Moonshine v2: Ergodic Streaming Encoder ASR for Latency-Critical Speech Applications
2026-02-12 • Computation and Language
Computation and LanguageMachine LearningSound
AI summaryⓘ
The authors address the challenge of making speech recognition fast and accurate on small devices by introducing Moonshine v2, a model that uses a special local attention method called sliding-window self-attention. This approach lets the model focus on nearby sound bits rather than the whole sentence, reducing delay while keeping accuracy high. Their model matches the accuracy of much bigger models but runs faster and is smaller, making it better for live speech tasks like transcription or translation on edge devices.

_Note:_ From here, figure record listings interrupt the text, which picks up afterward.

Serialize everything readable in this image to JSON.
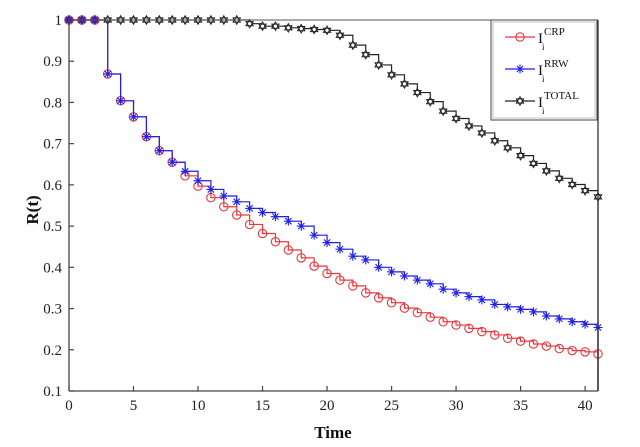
{
  "chart_data": {
    "type": "line",
    "step": true,
    "title": "",
    "xlabel": "Time",
    "ylabel": "R(t)",
    "xlim": [
      0,
      41
    ],
    "ylim": [
      0.1,
      1
    ],
    "xticks": [
      0,
      5,
      10,
      15,
      20,
      25,
      30,
      35,
      40
    ],
    "xtick_labels": [
      "0",
      "5",
      "10",
      "15",
      "20",
      "25",
      "30",
      "35",
      "40"
    ],
    "yticks": [
      0.1,
      0.2,
      0.3,
      0.4,
      0.5,
      0.6,
      0.7,
      0.8,
      0.9,
      1
    ],
    "ytick_labels": [
      "0.1",
      "0.2",
      "0.3",
      "0.4",
      "0.5",
      "0.6",
      "0.7",
      "0.8",
      "0.9",
      "1"
    ],
    "grid": false,
    "legend_position": "top-right",
    "x": [
      0,
      1,
      2,
      3,
      4,
      5,
      6,
      7,
      8,
      9,
      10,
      11,
      12,
      13,
      14,
      15,
      16,
      17,
      18,
      19,
      20,
      21,
      22,
      23,
      24,
      25,
      26,
      27,
      28,
      29,
      30,
      31,
      32,
      33,
      34,
      35,
      36,
      37,
      38,
      39,
      40,
      41
    ],
    "series": [
      {
        "name": "CRP",
        "legend_main": "I",
        "legend_sup": "CRP",
        "legend_sub": "i",
        "color": "#e8383d",
        "marker": "circle",
        "values": [
          1,
          1,
          1,
          0.869,
          0.804,
          0.765,
          0.717,
          0.683,
          0.655,
          0.622,
          0.597,
          0.569,
          0.547,
          0.527,
          0.504,
          0.482,
          0.462,
          0.442,
          0.423,
          0.403,
          0.385,
          0.369,
          0.355,
          0.338,
          0.326,
          0.314,
          0.301,
          0.29,
          0.279,
          0.268,
          0.26,
          0.252,
          0.244,
          0.236,
          0.228,
          0.221,
          0.214,
          0.209,
          0.203,
          0.198,
          0.195,
          0.19
        ]
      },
      {
        "name": "RRW",
        "legend_main": "I",
        "legend_sup": "RRW",
        "legend_sub": "i",
        "color": "#1f1fe6",
        "marker": "asterisk",
        "values": [
          1,
          1,
          1,
          0.869,
          0.804,
          0.765,
          0.717,
          0.683,
          0.655,
          0.633,
          0.61,
          0.589,
          0.573,
          0.559,
          0.543,
          0.533,
          0.523,
          0.512,
          0.5,
          0.478,
          0.46,
          0.444,
          0.427,
          0.418,
          0.4,
          0.389,
          0.379,
          0.369,
          0.36,
          0.347,
          0.338,
          0.329,
          0.321,
          0.31,
          0.304,
          0.298,
          0.292,
          0.282,
          0.275,
          0.268,
          0.262,
          0.254
        ]
      },
      {
        "name": "TOTAL",
        "legend_main": "I",
        "legend_sup": "TOTAL",
        "legend_sub": "i",
        "color": "#222222",
        "marker": "hexagram",
        "values": [
          1,
          1,
          1,
          1,
          1,
          1,
          1,
          1,
          1,
          1,
          1,
          1,
          1,
          1,
          0.991,
          0.985,
          0.985,
          0.981,
          0.979,
          0.977,
          0.975,
          0.963,
          0.939,
          0.916,
          0.891,
          0.867,
          0.845,
          0.824,
          0.802,
          0.779,
          0.761,
          0.743,
          0.726,
          0.707,
          0.69,
          0.671,
          0.652,
          0.634,
          0.616,
          0.601,
          0.586,
          0.571
        ]
      }
    ]
  }
}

LatencyTime-to-First-Token (TTFT)Transformer encoderSelf-attentionSliding-window attentionAutomatic Speech Recognition (ASR)Edge devicesStreaming inferenceWord error rateLocal context
Authors
Manjunath Kudlur, Evan King, James Wang, Pete Warden
Abstract
Latency-critical speech applications (e.g., live transcription, voice commands, and real-time translation) demand low time-to-first-token (TTFT) and high transcription accuracy, particularly on resource-constrained edge devices. Full-attention Transformer encoders remain a strong accuracy baseline for automatic speech recognition (ASR) because every frame can directly attend to every other frame, which resolves otherwise locally ambiguous acoustics using distant lexical context. However, this global dependency incurs quadratic complexity in sequence length, inducing an inherent "encode-the-whole-utterance" latency profile. For streaming use cases, this causes TTFT to grow linearly with utterance length as the encoder must process the entire prefix before any decoder token can be emitted. To better meet the needs of on-device, streaming ASR use cases we introduce Moonshine v2, an ergodic streaming-encoder ASR model that employs sliding-window self-attention to achieve bounded, low-latency inference while preserving strong local context. Our models achieve state of the art word error rates across standard benchmarks, attaining accuracy on-par with models 6x their size while running significantly faster. These results demonstrate that carefully designed local attention is competitive with the accuracy of full attention at a fraction of the size and latency cost, opening new possibilities for interactive speech interfaces on edge devices.